Manchmal sind die Dateien einfach gesperrt. 
Gucke mal unter rechte Maus - Eigenschaften - Sicherheit - das ist absurd was da angezeigt wird.

Bei mir ist angeblich das Problem, dass der Dateiserver unter Linux läuft und ich unter WIN XP arbeite. Hat angeblich etwas mit der Rechtverteilung zu tuen, so unsere Admins, die auch keien Antwort gefunden haben.
Was mich allerdings verwundert, dass dieser bug auch unter WIN XP lokal auf meiner Festplatte auftritt.

Ich habe den Eindruck, dass Windows selbst die Datei sperrt. Und zwar irgendein blöder Systemtask versucht ganz penetrant ein Vorschaubild für den Explorer zu erzeugen. Das in thumbs.db abgelegt werden soll.
Das verhindet einen Zugriff auf die Datei.

Eine InDesign Verknüfung ist nicht nötig um den fehler zu erzeugen.

Eine schlaue Antwort ist das nicht, aber ich finde es immer gut, wenn man keine Antwort hat BILL GATES zu beschuldigen 

Ganz ärgerlich ist dass, wenn ich eine Datei aktualisieren will , die in Premiere skaliert und animiert und verknüpft ist. 
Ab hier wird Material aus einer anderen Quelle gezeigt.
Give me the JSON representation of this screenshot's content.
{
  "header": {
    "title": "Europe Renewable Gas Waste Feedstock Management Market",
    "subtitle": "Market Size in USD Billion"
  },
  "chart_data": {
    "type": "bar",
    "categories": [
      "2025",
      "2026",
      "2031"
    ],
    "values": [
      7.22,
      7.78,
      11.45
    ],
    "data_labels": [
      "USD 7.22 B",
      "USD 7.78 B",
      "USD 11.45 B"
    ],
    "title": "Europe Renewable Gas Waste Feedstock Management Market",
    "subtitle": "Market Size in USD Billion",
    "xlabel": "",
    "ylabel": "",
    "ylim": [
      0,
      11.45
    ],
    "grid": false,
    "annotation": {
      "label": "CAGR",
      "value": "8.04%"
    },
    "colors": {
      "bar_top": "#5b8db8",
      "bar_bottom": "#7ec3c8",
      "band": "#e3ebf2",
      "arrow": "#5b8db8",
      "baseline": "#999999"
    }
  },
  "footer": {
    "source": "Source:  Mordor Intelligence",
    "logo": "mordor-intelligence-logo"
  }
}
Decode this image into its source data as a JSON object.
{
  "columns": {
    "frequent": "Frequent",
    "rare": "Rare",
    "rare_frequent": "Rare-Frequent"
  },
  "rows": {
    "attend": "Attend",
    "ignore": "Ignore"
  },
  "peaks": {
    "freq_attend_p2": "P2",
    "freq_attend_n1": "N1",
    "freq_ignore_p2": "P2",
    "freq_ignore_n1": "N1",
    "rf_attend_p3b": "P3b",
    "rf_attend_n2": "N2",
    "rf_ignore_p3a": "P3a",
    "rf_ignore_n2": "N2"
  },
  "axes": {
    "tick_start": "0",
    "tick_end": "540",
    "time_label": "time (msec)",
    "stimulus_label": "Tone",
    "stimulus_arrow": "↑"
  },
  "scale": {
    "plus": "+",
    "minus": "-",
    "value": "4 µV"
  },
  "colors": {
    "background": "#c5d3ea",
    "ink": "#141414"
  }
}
Da hilft nur neu machen oder. Rechner runterfahren,  selbst löschen, wenns nicht geht, den Admin die Datei löschen lassen und neu speichern.

Sehr nervig.

Matthias

PS: Das passiert auch nur, wenn man unter Zeitdruck ist und das Ergbnis erwartet wird. (Spricht für die Microsofttheorie  )


----------